The Tea Party's risky foreign-policy dilemma

The populist protesters walk in lockstep on small government demands, but seem lost on what to do overseas. Will that limit the Tea Party's power?

When it comes to foreign policy, some Tea Partiers follow Sarah Palin's hawkish approach, some favor isolationism, and others just don't seem to care at all.
(Image credit: Getty)

The Tea Party movement has been "the most controversial and dramatic development in American politics in many years," says Walter Russell Mead at Foreign Affairs, uniting conservatives and independents behind the cause of reducing the role of government in American life. But Tea Partiers are divided on foreign policy, Mead says, with some embracing the isolationism of Rep. Ron Paul (R-Texas), and others backing Sarah Palin's belief that the U.S. should fight the war on terror globally. Can the Tea Party become a lasting force in politics without a clear position on foreign policy?

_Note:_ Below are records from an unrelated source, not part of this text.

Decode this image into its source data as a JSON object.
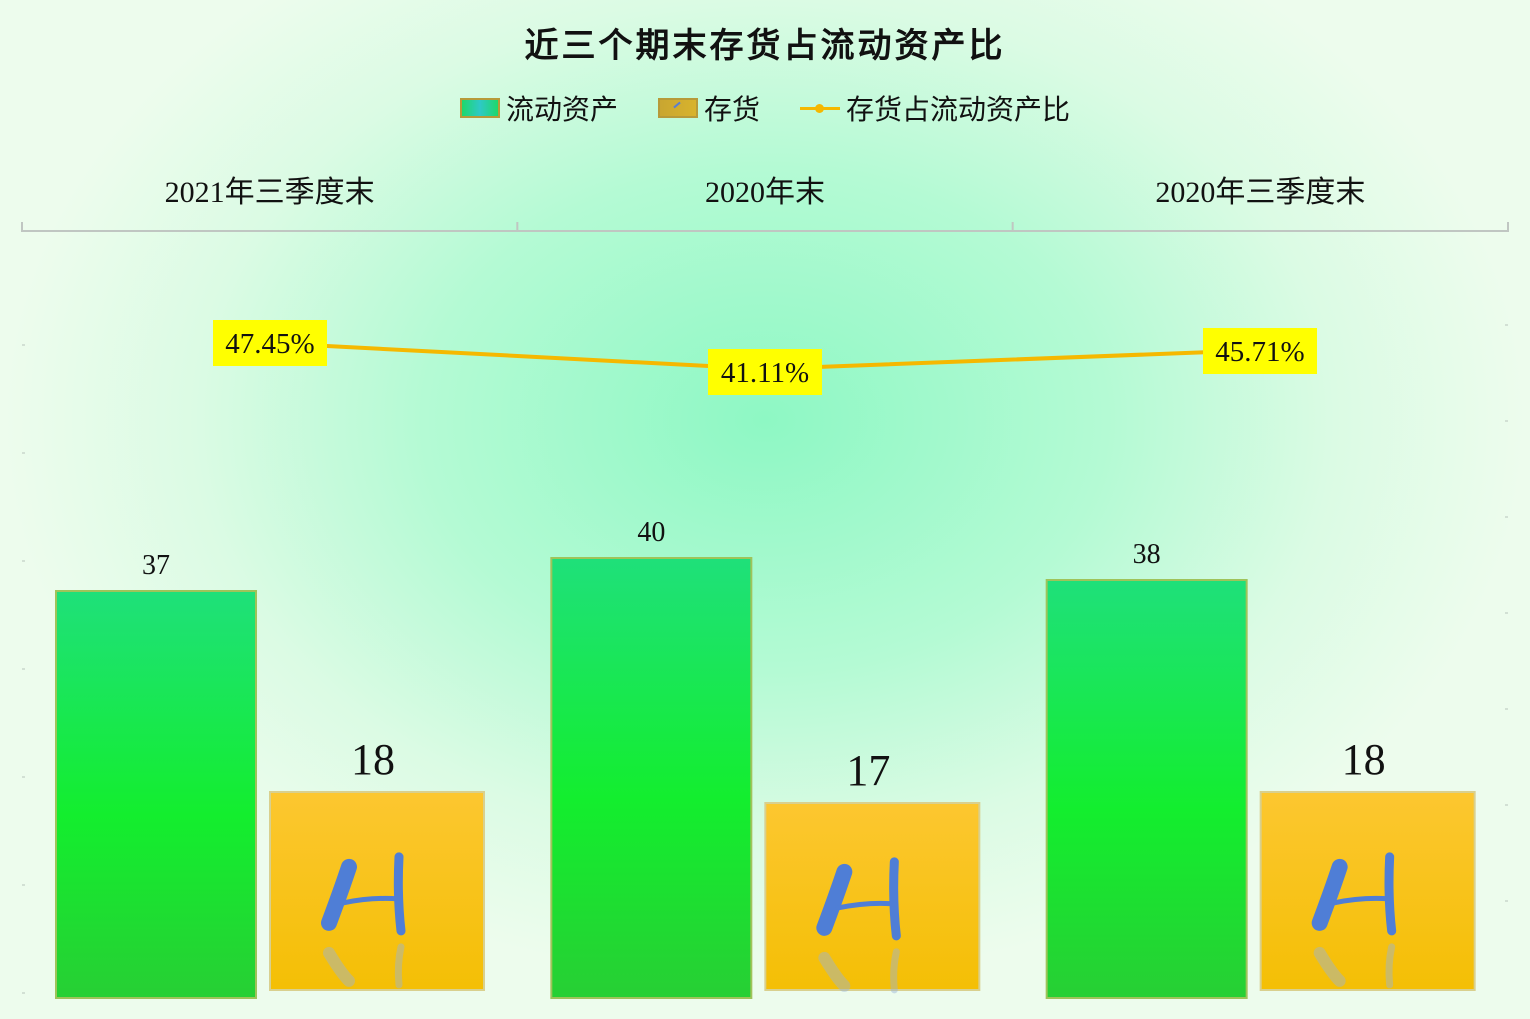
{
  "chart_data": {
    "type": "bar",
    "title": "近三个期末存货占流动资产比",
    "categories": [
      "2021年三季度末",
      "2020年末",
      "2020年三季度末"
    ],
    "series": [
      {
        "name": "流动资产",
        "kind": "bar",
        "values": [
          37,
          40,
          38
        ],
        "color": "#19e35a"
      },
      {
        "name": "存货",
        "kind": "bar",
        "values": [
          18,
          17,
          18
        ],
        "color": "#f9c41b"
      },
      {
        "name": "存货占流动资产比",
        "kind": "line",
        "values": [
          47.45,
          41.11,
          45.71
        ],
        "labels": [
          "47.45%",
          "41.11%",
          "45.71%"
        ],
        "color": "#f5b800"
      }
    ],
    "data_labels": {
      "流动资产": [
        "37",
        "40",
        "38"
      ],
      "存货": [
        "18",
        "17",
        "18"
      ]
    },
    "axis_position": "top",
    "legend_position": "top",
    "label_background": "#ffff00"
  }
}
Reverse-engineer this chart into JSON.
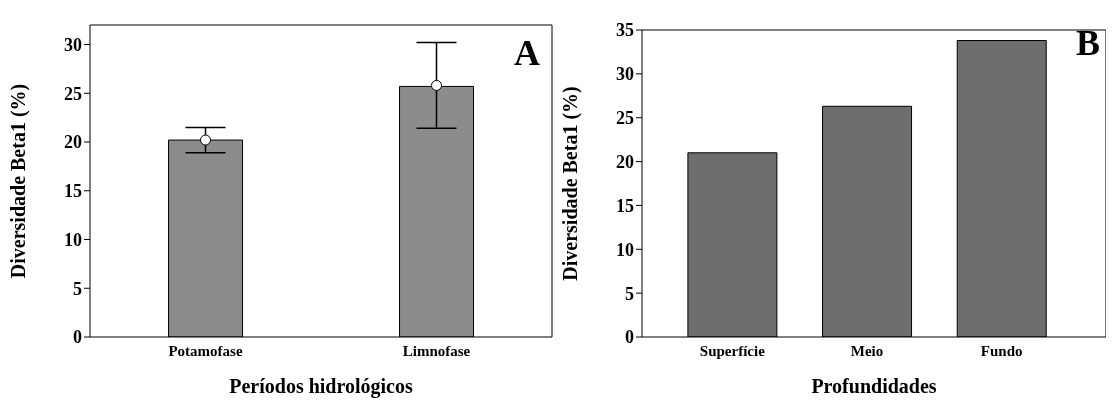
{
  "chart_data": [
    {
      "type": "bar",
      "xlabel": "Períodos hidrológicos",
      "ylabel": "Diversidade Beta1 (%)",
      "annotations": [
        "A"
      ],
      "categories": [
        "Potamofase",
        "Limnofase"
      ],
      "series": [
        {
          "color": "#8c8c8c",
          "values": [
            20.2,
            25.7
          ]
        },
        {
          "type": "scatter",
          "color": "#ffffff",
          "marker": "circle",
          "x": [
            "Potamofase",
            "Limnofase"
          ],
          "values": [
            20.2,
            25.8
          ],
          "errors": [
            [
              18.9,
              21.5
            ],
            [
              21.4,
              30.2
            ]
          ]
        }
      ],
      "ylim": [
        0,
        32
      ],
      "yticks": [
        0,
        5,
        10,
        15,
        20,
        25,
        30
      ],
      "grid": false,
      "legend": false
    },
    {
      "type": "bar",
      "xlabel": "Profundidades",
      "ylabel": "Diversidade Beta1 (%)",
      "annotations": [
        "B"
      ],
      "categories": [
        "Superfície",
        "Meio",
        "Fundo"
      ],
      "series": [
        {
          "color": "#6e6e6e",
          "values": [
            21.0,
            26.3,
            33.8
          ]
        }
      ],
      "ylim": [
        0,
        35
      ],
      "yticks": [
        0,
        5,
        10,
        15,
        20,
        25,
        30,
        35
      ],
      "grid": false,
      "legend": false
    }
  ]
}
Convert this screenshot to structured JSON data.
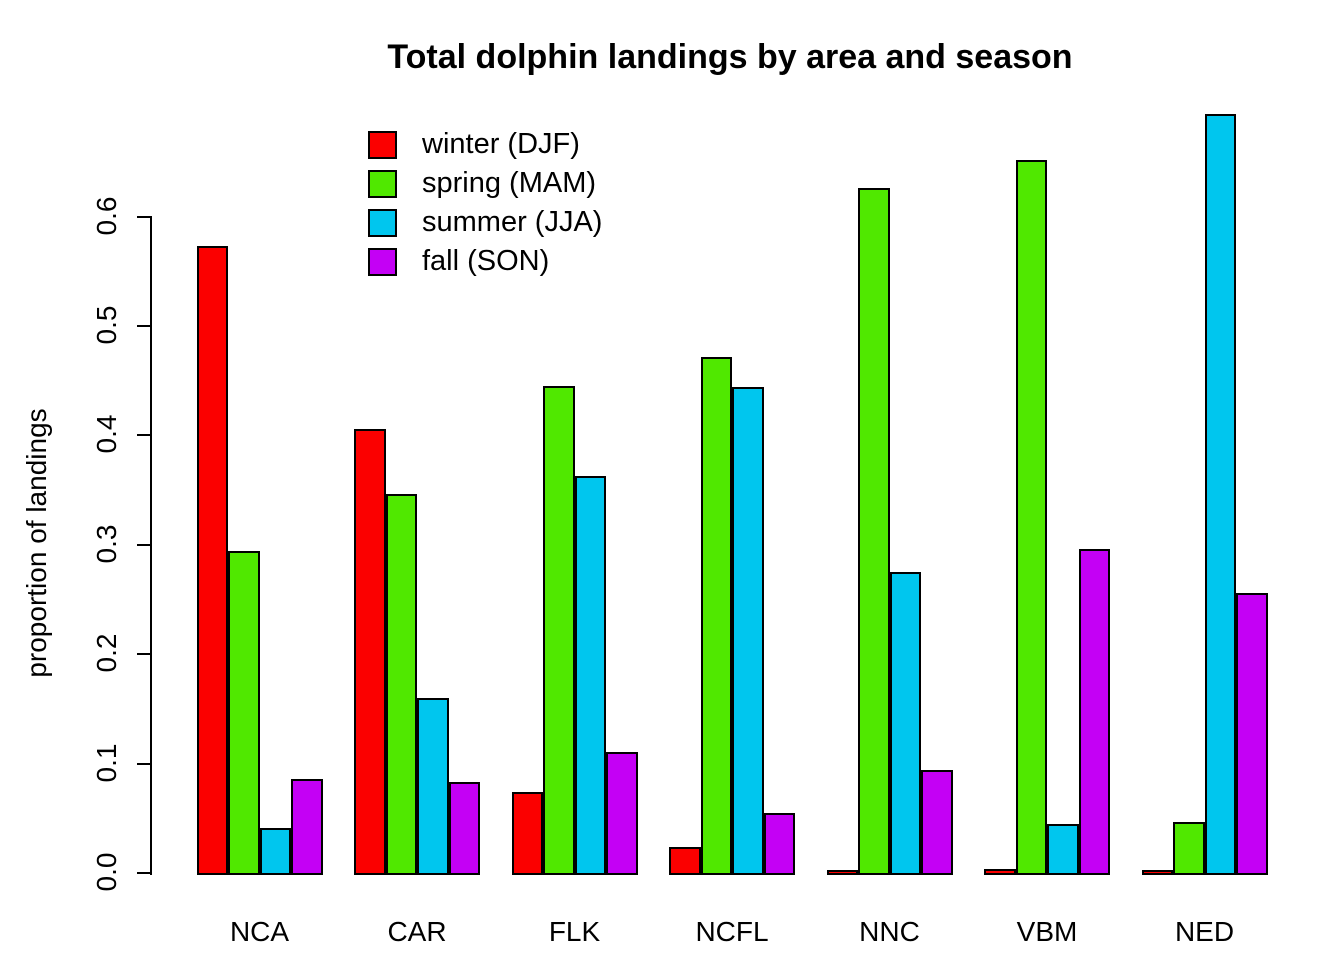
{
  "title": "Total dolphin landings by area and season",
  "y_axis": {
    "label": "proportion of landings",
    "tick_labels": [
      "0.0",
      "0.1",
      "0.2",
      "0.3",
      "0.4",
      "0.5",
      "0.6"
    ]
  },
  "legend": {
    "items": [
      {
        "label": "winter (DJF)",
        "color": "#fb0000"
      },
      {
        "label": "spring (MAM)",
        "color": "#50e800"
      },
      {
        "label": "summer (JJA)",
        "color": "#00c6ee"
      },
      {
        "label": "fall (SON)",
        "color": "#c400f5"
      }
    ]
  },
  "chart_data": {
    "type": "bar",
    "grouped": true,
    "categories": [
      "NCA",
      "CAR",
      "FLK",
      "NCFL",
      "NNC",
      "VBM",
      "NED"
    ],
    "series": [
      {
        "name": "winter (DJF)",
        "color": "#fb0000",
        "values": [
          0.573,
          0.406,
          0.074,
          0.024,
          0.003,
          0.004,
          0.003
        ]
      },
      {
        "name": "spring (MAM)",
        "color": "#50e800",
        "values": [
          0.294,
          0.346,
          0.445,
          0.472,
          0.626,
          0.652,
          0.047
        ]
      },
      {
        "name": "summer (JJA)",
        "color": "#00c6ee",
        "values": [
          0.041,
          0.16,
          0.363,
          0.444,
          0.275,
          0.045,
          0.694
        ]
      },
      {
        "name": "fall (SON)",
        "color": "#c400f5",
        "values": [
          0.086,
          0.083,
          0.111,
          0.055,
          0.094,
          0.296,
          0.256
        ]
      }
    ],
    "title": "Total dolphin landings by area and season",
    "xlabel": "",
    "ylabel": "proportion of landings",
    "ylim": [
      0.0,
      0.6
    ],
    "ytick_step": 0.1,
    "grid": false,
    "legend_position": "top-left-inside"
  }
}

With no international vision, the Tea Party will fade: The Tea Party's problem is not that it is divided between its "Palinite" and "Paulite" wings, says Daniel W. Drezner at Foreign Policy. The real issue is that Tea Partiers "don't care about foreign policy." That leaves a big hole in the Tea Party's potential influence. In 10 years we'll remember it like Ross Perot's Reform Party — as "a brief, interesting but in the end unstable collection of political oddities."